ICYMI: We have a lot of feelings about the new AmEx Platinum
There’s a bit of a commotion among NerdWallet writers right now over The Platinum Card® from American Express — and whether its bevy of new rewards is worth the $895 fee.
Credit cards lead writer Craig Joseph penned a ‘Dear John’ letter to Platinum Card explaining why they’re breaking up. On the flip side, travel writer and spokesperson Sally French says the new perks the Platinum Card adds makes the higher fee worth it. And meanwhile, editor Meghan Coyle says she and her boyfriend are keeping the AmEx Platinum and a Chase Sapphire Reserve even though it means they’ll rack up nearly $1,700 in annual fees next year.
Here’s what else you may have missed:
One Big, Beautiful Bill Act: Responses mixed on its impact
From senior data writer Erin El Issa: Nearly 2 in 5 Americans (39%) think the One Big, Beautiful Bill Act, passed into law in July 2025, will improve their personal financial situation, according to a new NerdWallet survey conducted online by The Harris Poll. This sentiment is more commonly held by men than women (47% vs. 31%) and also by those with a household income of $75,000 or more than those with lower household incomes (44% vs. 31% with a household income less than $75,000).
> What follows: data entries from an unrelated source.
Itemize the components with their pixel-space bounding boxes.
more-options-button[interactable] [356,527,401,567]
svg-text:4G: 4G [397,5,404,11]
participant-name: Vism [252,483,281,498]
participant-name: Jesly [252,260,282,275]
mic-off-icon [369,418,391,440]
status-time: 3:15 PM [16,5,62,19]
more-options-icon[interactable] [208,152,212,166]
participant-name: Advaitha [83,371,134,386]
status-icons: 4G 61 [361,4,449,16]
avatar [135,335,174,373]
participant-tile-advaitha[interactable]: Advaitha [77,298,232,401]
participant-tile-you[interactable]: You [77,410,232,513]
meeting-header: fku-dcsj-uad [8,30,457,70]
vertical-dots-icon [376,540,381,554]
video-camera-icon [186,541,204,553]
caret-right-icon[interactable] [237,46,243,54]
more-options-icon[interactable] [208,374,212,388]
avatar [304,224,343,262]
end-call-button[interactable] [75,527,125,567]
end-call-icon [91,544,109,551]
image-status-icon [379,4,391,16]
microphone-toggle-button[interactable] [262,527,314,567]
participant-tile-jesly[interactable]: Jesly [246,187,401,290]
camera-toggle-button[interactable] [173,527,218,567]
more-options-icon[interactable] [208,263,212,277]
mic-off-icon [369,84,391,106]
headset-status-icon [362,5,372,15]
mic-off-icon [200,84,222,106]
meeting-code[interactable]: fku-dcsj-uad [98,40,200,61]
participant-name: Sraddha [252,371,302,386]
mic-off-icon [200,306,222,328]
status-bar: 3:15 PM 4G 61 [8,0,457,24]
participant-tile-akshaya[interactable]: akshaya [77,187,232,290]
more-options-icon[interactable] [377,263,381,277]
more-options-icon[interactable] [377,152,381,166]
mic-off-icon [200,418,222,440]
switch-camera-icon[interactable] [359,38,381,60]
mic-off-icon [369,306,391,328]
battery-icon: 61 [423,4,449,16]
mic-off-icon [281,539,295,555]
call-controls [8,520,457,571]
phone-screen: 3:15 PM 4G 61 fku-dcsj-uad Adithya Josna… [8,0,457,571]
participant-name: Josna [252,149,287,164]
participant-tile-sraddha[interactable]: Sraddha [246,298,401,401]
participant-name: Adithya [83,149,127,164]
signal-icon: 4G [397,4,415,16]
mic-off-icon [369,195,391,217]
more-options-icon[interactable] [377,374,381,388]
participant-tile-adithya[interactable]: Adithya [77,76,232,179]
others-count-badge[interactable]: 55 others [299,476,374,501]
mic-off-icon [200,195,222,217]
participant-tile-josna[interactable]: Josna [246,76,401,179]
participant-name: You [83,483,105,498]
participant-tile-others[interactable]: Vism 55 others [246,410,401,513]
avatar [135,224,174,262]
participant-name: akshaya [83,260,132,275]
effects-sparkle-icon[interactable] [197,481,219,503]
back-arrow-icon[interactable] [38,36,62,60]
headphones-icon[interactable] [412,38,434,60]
Close to half of Americans (45%) don’t believe the bill will improve their personal financial situation and 16% don’t know if it will.
The survey also found that 2 in 5 Americans (40%) think the One Big, Beautiful Bill Act is good for Americans’ finances overall. Again, this belief is more common among men than women (50% vs. 31%) and among those with a household income of $75,000 or more than those with lower household incomes (45% vs. 33% with a household income less than $75,000).
Nearly half of Americans (45%) don’t believe the bill is good for Americans’ finances overall and 15% don’t know if it is.
The bill’s provisions go into effect between 2025 and 2028. This survey was fielded in August 2025 and sentiments may shift over time as the impact of the bill is more keenly felt.